Schematic of the jumping-droplet energy harvesting device. Water droplets falling from a cool negatively charged surface are attracted to a positively charged surface, transferring their negative charge. Credit: Nenad Miljkovic et al./Applied Physics Letters

The experimental chamber setup is seen from the front, with high speed camera looking into the chamber from the left. Credit: Nenad Miljkovic and Daniel J. Preston

May be scavenging energy in a jungle may not make the top of your priorities but still it is nice to see how technology is progressing...

Actually, the idea of scavenging energy in a jungle is just out the top of my head, and the idea came as I read a news from MIT about the discovery of a method to use water condensation as a source of energy, generating electrical power.

In 2013 two MIT researchers, Nenad Miljkovic and Evelyn Wang, discovered that when a water droplet detaches itself from a hydrophobic surface it carries along an electrical charge.

Now they have developed a generator made, as shown in the figure, by alternating set of hydrophobic and hydrophilic surfaces.
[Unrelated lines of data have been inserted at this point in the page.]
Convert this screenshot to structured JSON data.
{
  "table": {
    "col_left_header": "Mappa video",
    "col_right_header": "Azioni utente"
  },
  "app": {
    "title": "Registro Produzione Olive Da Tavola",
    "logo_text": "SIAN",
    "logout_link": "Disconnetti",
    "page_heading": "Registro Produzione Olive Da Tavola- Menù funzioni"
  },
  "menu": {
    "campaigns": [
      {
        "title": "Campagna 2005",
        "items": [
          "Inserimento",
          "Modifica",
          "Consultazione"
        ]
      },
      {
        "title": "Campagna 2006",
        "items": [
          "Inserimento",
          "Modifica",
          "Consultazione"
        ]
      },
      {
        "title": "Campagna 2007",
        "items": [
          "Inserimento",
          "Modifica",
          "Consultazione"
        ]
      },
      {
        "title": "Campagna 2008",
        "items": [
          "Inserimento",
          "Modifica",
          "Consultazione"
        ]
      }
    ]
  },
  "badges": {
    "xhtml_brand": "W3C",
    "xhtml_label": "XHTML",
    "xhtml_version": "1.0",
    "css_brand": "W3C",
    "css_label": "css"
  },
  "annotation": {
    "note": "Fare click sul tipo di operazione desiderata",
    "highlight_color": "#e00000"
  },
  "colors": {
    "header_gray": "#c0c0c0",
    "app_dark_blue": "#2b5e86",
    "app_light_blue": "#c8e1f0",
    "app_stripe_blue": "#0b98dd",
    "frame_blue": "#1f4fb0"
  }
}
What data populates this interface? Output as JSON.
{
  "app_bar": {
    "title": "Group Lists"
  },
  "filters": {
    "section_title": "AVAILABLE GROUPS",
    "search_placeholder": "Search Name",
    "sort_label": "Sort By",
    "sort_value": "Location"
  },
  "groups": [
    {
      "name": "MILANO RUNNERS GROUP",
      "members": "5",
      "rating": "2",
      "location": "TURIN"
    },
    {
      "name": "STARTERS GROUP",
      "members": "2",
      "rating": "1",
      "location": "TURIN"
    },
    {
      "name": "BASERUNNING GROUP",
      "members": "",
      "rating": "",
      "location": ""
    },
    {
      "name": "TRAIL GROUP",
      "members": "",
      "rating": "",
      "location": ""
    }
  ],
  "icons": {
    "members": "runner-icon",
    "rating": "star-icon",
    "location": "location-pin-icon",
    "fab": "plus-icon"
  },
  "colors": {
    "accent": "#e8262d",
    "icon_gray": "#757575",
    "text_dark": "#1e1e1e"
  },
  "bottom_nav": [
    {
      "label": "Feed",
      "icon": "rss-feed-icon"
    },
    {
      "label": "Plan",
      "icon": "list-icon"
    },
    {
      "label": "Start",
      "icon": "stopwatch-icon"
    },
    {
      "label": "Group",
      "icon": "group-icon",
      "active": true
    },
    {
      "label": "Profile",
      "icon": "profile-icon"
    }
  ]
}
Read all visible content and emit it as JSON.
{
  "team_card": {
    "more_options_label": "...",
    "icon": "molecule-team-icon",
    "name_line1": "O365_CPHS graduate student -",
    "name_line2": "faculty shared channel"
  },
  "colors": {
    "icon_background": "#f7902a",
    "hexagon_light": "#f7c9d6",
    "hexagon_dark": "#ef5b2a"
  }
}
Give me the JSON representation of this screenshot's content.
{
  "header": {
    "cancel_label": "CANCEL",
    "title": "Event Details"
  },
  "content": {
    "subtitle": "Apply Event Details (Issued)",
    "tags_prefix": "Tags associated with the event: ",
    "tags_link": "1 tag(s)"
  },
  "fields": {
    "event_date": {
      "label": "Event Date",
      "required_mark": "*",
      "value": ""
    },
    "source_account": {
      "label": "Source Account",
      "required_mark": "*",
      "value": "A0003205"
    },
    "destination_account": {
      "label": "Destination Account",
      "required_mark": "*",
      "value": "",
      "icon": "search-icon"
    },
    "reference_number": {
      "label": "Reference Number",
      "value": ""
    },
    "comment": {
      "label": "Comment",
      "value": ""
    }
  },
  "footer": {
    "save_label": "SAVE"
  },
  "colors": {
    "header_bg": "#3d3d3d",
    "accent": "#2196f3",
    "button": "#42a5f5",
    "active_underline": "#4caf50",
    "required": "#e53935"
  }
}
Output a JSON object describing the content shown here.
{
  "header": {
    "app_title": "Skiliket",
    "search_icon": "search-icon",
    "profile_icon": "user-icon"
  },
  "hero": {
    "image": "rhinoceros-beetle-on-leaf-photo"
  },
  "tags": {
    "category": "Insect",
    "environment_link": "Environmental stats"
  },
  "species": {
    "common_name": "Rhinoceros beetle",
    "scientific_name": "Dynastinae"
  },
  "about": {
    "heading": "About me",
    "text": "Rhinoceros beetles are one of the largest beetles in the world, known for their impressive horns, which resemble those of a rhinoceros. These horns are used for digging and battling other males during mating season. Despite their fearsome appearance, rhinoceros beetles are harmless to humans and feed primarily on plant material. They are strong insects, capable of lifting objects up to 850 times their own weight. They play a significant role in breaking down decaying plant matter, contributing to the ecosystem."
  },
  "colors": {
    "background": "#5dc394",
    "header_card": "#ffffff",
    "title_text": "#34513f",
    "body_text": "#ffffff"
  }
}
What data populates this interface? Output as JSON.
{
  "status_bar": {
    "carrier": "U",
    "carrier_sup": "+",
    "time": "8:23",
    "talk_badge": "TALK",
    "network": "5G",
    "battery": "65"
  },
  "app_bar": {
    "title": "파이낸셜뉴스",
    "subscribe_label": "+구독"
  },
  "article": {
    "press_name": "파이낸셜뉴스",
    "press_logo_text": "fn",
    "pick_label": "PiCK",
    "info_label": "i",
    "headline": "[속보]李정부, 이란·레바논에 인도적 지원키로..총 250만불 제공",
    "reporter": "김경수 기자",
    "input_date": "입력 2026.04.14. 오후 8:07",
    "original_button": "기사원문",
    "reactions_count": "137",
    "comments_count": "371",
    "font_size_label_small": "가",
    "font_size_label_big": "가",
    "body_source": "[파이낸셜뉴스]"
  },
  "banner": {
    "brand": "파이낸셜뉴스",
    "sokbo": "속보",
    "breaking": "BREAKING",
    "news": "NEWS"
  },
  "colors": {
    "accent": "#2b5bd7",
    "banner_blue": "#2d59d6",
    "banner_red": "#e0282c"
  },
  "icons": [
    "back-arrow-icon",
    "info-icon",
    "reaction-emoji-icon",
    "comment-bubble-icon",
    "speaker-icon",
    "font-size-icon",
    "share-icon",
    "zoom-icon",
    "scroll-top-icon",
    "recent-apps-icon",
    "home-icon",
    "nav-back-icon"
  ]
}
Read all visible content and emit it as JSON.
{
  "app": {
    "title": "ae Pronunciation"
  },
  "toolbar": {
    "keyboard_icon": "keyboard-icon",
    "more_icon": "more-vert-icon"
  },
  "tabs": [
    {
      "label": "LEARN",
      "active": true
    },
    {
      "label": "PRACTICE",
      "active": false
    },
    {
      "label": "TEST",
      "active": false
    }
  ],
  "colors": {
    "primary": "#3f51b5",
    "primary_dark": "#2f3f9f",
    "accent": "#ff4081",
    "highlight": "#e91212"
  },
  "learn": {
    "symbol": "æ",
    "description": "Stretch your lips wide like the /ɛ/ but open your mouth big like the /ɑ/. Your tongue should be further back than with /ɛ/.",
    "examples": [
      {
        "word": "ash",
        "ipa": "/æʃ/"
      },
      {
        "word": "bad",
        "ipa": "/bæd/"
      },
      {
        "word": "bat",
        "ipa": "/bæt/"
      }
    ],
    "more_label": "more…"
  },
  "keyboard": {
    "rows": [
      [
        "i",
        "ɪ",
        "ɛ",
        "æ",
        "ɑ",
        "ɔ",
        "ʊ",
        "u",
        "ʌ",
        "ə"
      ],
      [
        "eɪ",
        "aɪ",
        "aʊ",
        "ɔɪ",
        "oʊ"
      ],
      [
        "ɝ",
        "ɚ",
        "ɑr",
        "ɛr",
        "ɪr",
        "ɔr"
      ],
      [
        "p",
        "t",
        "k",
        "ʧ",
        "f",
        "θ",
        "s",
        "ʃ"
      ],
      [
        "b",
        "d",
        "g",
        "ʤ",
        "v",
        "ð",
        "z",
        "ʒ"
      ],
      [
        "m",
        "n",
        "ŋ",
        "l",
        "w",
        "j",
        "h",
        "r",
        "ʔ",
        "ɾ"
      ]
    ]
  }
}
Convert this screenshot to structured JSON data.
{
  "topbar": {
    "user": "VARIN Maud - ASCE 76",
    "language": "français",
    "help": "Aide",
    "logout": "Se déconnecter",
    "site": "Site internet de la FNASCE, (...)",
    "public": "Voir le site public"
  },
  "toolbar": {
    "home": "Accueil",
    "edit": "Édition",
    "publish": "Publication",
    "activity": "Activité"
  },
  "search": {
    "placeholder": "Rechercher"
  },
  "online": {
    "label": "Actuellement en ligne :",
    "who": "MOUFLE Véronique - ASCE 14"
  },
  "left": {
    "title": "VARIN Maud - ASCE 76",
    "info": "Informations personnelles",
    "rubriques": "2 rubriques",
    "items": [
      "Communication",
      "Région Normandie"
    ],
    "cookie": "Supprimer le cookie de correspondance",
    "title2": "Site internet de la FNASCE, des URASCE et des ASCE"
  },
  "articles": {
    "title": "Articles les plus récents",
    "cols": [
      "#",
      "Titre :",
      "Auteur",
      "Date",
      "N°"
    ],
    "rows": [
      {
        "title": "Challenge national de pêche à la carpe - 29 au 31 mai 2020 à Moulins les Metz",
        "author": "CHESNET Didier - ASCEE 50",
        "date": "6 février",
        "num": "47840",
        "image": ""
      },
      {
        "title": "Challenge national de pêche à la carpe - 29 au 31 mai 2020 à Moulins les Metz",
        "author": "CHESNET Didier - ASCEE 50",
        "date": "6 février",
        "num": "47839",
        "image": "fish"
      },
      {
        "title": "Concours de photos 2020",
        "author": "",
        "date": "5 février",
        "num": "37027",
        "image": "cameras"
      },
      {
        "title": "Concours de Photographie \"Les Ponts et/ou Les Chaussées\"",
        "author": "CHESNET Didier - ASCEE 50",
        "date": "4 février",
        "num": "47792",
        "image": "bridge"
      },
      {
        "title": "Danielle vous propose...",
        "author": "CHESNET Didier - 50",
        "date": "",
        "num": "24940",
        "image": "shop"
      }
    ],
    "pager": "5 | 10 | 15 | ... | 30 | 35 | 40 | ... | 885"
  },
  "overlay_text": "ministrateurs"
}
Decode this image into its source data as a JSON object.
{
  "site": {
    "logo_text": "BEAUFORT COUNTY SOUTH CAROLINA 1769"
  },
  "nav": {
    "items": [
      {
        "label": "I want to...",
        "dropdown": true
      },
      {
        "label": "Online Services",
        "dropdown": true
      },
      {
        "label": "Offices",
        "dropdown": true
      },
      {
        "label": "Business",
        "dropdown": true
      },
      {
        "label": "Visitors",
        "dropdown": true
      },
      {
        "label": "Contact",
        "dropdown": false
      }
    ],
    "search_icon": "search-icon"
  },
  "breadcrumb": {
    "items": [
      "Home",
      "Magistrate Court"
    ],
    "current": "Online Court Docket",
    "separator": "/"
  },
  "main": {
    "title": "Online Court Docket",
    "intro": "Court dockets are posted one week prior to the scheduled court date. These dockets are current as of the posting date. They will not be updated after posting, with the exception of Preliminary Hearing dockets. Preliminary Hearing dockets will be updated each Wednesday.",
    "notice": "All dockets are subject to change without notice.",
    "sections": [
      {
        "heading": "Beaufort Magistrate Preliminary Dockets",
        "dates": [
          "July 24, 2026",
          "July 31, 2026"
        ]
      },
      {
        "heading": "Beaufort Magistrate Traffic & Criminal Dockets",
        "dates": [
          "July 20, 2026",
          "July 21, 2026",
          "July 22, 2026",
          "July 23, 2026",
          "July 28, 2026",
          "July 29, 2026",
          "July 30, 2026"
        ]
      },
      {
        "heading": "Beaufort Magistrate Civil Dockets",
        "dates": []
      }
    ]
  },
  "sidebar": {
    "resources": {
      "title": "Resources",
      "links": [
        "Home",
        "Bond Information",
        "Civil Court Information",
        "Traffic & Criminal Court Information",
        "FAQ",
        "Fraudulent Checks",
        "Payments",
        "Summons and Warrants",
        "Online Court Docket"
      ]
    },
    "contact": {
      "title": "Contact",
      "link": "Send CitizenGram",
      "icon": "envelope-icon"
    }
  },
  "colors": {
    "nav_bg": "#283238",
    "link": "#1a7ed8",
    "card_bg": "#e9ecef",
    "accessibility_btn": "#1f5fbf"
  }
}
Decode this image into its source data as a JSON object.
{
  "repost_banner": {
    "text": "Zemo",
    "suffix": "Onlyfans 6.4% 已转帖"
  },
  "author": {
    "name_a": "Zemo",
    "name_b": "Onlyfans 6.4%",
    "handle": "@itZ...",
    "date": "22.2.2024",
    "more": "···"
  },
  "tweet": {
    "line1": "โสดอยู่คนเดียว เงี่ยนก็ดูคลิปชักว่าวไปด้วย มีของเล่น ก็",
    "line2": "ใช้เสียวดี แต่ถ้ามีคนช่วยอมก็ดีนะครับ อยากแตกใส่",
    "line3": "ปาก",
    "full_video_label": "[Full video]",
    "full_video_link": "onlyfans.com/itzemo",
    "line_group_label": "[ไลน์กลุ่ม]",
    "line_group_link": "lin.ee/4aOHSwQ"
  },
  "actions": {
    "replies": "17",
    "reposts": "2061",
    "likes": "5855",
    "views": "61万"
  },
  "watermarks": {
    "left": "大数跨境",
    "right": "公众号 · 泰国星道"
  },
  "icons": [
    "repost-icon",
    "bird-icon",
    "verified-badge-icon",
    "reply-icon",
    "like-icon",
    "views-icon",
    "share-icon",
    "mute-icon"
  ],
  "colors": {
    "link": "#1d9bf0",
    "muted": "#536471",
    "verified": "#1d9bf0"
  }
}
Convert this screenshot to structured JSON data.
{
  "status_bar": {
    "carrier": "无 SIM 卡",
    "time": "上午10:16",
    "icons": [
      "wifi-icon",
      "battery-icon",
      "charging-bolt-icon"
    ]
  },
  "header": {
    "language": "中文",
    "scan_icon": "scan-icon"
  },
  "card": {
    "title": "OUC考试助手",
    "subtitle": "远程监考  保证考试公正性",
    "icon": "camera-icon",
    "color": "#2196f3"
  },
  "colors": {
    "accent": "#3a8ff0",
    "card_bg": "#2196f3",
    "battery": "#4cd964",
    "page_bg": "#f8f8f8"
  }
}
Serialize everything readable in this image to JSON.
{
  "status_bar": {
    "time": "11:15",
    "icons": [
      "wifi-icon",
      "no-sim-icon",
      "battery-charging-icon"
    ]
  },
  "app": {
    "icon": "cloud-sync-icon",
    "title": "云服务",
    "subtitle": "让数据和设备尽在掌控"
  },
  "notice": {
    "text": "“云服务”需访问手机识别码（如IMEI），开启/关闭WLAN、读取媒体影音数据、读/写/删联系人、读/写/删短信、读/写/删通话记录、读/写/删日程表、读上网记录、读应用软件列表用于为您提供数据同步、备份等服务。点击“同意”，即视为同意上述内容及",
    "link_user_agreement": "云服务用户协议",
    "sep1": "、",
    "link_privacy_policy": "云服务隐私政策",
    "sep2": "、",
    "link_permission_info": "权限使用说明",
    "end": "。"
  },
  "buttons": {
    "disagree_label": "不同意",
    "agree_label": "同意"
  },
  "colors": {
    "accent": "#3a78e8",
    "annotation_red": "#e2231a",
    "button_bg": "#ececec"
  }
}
When water condense into tiny droplets on the colder hydrophobic surface these tend to detach and move to the hydrophilic surface carrying along the electrical charge. Basically you have a power generator out of water condensation. And water condensation is what you get in cold places (fog) as well as in humid warm places (like a jungle...). This water condensation is for free and what you need is to have a temperature differential to make water condense. You can see condensation every morning on leaves, since their surface is slightly colder than the air, on window glasses whose surface, again, is colder than the air inside the room...  This is also for free.

The generator has no moving part, is completely passive and just need to be located in a place where there is humidity and a temperature differential exist (e.g. by a river where the water is colder than the surrounding air, again something you can find in a jungle...).

The amount of power that can be generated is minuscule, the experiment has produced 15 picoWatts per square cm, but the researchers can see some easy ways to boost it to 1µW per square cm, which means that a generator the size of a camping cooler (small but still too bulky to fit in your pocket...) could recharge a cell phone in 12 hours.

It might just seem a curiosity with no application whatsoever given the low yield. On the other hand this applies to all scavenging technologies and we are starting to find important practical usage for them: powering sensors in the environment (jungle included). 

Notice that Nature is making a fantastic job out of energy scavenging. And as we learn to reduce the power need of our circuits and disseminate them more and more these scavenging technologies will come very handy.